The manager needs to maintain a global view. You have multiple threads running — feature A is being built, doc B is being drafted, research thread C is exploring an open question. You're tracking all of them, maintaining the big picture, adjusting priorities on the fly.
The executor needs deep local focus. When you're in a thread, you need to know the details — current state, last decision, active constraints. You need to be fully immersed.
The brutal part: these threads don't wait for you. While you're deep in thread A, thread B pops up with a blocking decision that needs your call. Thread C hits an unexpected wall and needs you and the AI to brainstorm an exploratory solution together. You're not just switching between threads — you're switching between roles within each thread. One second you're the artillery operator, the next you're a sniper, and then you have to zoom out and be the general reading the whole battlefield.
Multithreading and deep focus are, almost by definition, in tension with each other.
Think about who actually has this skill set.
If you've been a manager — led a team, been a director, orchestrated people and priorities — you have the dispatch and architecture skills. You know how to decompose work, track progress across streams, make resource allocation decisions.
But managers rarely go back to the frontlines. They're not used to writing the code themselves, fixing edge cases, debugging the weird failure modes. Let alone doing it while context-switching at high frequency and maintaining precision in each thread.
If you've been a senior IC — an engineer, a designer, a researcher — you have the deep execution skills. You can go deep on a problem and produce high-quality output.
But ICs often haven't built the mental models for multi-stream orchestration, priority management, and real-time strategic adjustment.

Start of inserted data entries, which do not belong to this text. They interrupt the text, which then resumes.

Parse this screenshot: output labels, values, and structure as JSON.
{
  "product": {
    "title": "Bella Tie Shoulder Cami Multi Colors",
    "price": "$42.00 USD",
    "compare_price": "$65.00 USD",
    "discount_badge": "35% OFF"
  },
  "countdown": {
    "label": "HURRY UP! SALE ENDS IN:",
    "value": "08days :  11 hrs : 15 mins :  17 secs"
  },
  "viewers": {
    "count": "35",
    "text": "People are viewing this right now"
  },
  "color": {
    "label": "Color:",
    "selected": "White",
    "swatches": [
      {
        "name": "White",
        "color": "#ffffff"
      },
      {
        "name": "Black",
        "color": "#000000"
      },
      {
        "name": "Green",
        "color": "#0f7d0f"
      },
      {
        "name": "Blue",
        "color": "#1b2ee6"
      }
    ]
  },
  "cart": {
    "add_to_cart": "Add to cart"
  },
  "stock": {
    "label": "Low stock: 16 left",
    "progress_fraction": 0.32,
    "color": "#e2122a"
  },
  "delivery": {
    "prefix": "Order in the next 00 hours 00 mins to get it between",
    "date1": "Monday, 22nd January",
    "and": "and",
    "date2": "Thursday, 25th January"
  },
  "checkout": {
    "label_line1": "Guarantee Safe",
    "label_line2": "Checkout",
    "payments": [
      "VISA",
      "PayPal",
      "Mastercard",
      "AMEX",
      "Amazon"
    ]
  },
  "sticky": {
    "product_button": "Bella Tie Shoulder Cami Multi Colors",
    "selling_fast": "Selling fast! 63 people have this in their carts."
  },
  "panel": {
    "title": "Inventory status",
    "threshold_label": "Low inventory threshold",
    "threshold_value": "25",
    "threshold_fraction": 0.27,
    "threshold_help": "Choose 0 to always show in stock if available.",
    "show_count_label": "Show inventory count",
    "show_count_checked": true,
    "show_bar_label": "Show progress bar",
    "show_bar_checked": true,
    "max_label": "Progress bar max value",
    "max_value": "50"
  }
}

AI-augmented work demands both, simultaneously, in the same person. You need to switch between the two every few minutes. Director-level strategic vision plus staff-engineer-level hands-on precision.
This is why the "everyone should use AI" narrative rings hollow for a lot of people. Sure, anyone can use AI to write an email faster or summarize a document. But actually producing things with AI — shipping features, building products, creating things that didn't exist before — that selects for a very specific, nearly contradictory combination of abilities:
- Engineering depth and time for greenfield exploration
- Leadership experience and willingness to do the grunt work
- Broad awareness of the rapidly shifting tool landscape and the ability to pick one and go all-in with full focus
The system is selecting for an AI-native kind of human. Not just smart. Not just hardworking. But capable of running multiple threads while maintaining deep single-thread focus, and switching between the two on demand. That's a rare cognitive profile, and I think it goes a long way toward explaining why the productivity gains from AI are so unevenly distributed.